En la zona central del claustrón del antiguo Monasterio de la Cartuja el recorrido continúa con varias obras –como Abrasado y Tronco quemado– en las que aparecen unos troncos sometidos consecutivamente a la tala y el fuego: de nuevo ese desprecio a la naturaleza tan inequívocamente humano. Pero en Parrilla veremos cómo, pese a todo, la naturaleza resurge tras el enésimo desastre, en este caso después de un incendio, con una oblicua pero alusión –esa parrilla ennegrecida que descansa sobre un tronco– a la iconografía religiosa como es el martirio de San Lorenzo.
No faltan en este paseo las referencias a la infancia de Lacalle en su tierra natal. Como si quisiera reflexionar sobre "la voluntad humana de transformar su entorno en algo meramente decorativo", explica el comisario, en varios cuadros pinta el artista una serie de construcciones en el paisaje, meras fachadas sustentadas por puntales, como es habitual en los desérticos pueblos del Salvaje Oeste cinematográfico de la provincia de Almería. En la siguiente sala cambia de nuevo la vista: aparece lo que Amerighi llama "el anticamino", esos recodos impracticables que surgen en algunas incursiones en la naturaleza, como Veta negra, donde el espectador-caminante se topará con un camino "sin límite ni horizonte"; o con los alcornoques de La piel, en los que el comisario ve un inequívoco guiño al Van Gogh postrero de Los olivos, y que en pleno proceso de descorche aparecen con la dignidad y la presencia de unos "elementos monumentales".

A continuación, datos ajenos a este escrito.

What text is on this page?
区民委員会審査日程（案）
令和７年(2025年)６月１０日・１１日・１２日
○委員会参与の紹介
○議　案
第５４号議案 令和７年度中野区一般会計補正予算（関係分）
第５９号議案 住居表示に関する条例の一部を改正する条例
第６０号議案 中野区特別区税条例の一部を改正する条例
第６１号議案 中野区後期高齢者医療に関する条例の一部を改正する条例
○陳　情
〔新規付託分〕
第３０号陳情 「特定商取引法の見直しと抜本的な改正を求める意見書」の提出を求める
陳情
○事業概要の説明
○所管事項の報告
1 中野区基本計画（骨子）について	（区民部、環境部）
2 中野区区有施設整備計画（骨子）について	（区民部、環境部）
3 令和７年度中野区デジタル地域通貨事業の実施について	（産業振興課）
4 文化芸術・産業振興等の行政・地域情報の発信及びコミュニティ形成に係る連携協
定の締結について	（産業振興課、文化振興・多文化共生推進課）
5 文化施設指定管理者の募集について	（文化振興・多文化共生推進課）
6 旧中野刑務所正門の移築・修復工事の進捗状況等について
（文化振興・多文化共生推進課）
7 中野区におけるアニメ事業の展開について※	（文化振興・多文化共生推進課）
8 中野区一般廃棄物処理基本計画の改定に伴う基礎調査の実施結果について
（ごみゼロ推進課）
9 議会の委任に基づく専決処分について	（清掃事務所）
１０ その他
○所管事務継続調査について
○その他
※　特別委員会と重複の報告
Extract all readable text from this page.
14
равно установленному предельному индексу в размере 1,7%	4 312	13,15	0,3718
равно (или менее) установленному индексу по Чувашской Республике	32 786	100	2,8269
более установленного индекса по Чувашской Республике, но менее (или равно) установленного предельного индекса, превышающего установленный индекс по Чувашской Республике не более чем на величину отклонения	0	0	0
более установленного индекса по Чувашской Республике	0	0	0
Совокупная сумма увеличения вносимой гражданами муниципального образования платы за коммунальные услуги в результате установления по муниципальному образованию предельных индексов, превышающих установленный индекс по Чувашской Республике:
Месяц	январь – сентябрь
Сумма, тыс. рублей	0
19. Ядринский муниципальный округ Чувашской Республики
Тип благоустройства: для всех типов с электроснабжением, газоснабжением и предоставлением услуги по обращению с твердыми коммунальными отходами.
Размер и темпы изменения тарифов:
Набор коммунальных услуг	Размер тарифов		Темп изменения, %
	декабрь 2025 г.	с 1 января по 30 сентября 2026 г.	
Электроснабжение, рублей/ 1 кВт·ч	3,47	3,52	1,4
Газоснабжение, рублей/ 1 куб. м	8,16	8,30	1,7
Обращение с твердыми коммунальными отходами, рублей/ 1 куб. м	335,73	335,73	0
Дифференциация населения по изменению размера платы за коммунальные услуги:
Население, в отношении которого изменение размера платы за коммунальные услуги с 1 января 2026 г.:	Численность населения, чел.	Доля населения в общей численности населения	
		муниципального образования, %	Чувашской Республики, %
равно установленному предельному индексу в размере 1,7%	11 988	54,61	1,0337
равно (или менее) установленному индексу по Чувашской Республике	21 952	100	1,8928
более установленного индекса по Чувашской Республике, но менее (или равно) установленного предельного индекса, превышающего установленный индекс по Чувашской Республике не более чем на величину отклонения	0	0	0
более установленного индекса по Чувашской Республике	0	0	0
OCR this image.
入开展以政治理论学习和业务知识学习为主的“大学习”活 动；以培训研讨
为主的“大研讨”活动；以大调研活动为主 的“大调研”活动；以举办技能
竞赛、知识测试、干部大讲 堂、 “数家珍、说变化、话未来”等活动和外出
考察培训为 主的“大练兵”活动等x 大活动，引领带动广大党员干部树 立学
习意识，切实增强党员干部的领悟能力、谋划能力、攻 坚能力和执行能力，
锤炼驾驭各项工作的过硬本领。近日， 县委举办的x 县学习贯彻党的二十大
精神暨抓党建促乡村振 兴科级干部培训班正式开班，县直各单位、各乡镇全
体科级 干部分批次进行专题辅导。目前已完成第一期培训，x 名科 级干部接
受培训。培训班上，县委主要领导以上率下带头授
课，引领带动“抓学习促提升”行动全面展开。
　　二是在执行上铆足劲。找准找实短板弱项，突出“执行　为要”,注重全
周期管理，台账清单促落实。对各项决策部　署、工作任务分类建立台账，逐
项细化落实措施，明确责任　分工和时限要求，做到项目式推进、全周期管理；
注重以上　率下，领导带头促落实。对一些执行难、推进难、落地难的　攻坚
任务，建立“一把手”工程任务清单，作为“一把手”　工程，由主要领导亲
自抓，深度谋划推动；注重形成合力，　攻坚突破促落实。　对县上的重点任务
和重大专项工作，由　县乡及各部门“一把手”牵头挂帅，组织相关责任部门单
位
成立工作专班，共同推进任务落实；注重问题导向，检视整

El cazo, una serie realizada el año pasado, en plena pandemia y en sintomático blanco y negro y de nuevo envuelta en un halo de misterio, precede a las tres últimas obras de la exposición, que funcionan como "resumen de intereses y horizontes" del Lacalle de 2021. Roble y piedra es un desafío en toda regla a las convenciones –un árbol pintado en una antinatural postura horizontal– que contiene, de paso, un guiño a los 7000 robles de Joseph Beuys, el gesto conceptual que presentó en la Documenta de Kassel de 1982. En Oceánico, un gigantesco petrolero recuerda que existe, aunque duela, cierta extraña belleza en el desastre, y que "aquello que es imprescindible para la civilización tal y como la conocemos es una bomba de relojería". Y en Funambulista el artista se basa inequívocamente en la Mujer bañándose de Rembrandt, pero abre el foco y muestra a la bañista –que aquí no es joven ni inocente ni cauta, sino vieja, de mirada agria y aspecto enfermizo– en un entorno de auténtica pesadilla post-apocalíptica. Queda claro, en fin, que en estos sensacionales y subversivos paisajes de Lacalle hay pistas y desvíos de sobra para adentrarse en caminos diferentes sin cansarse de la ruta. No hay más que echar a andar con la mirada bien dispuesta.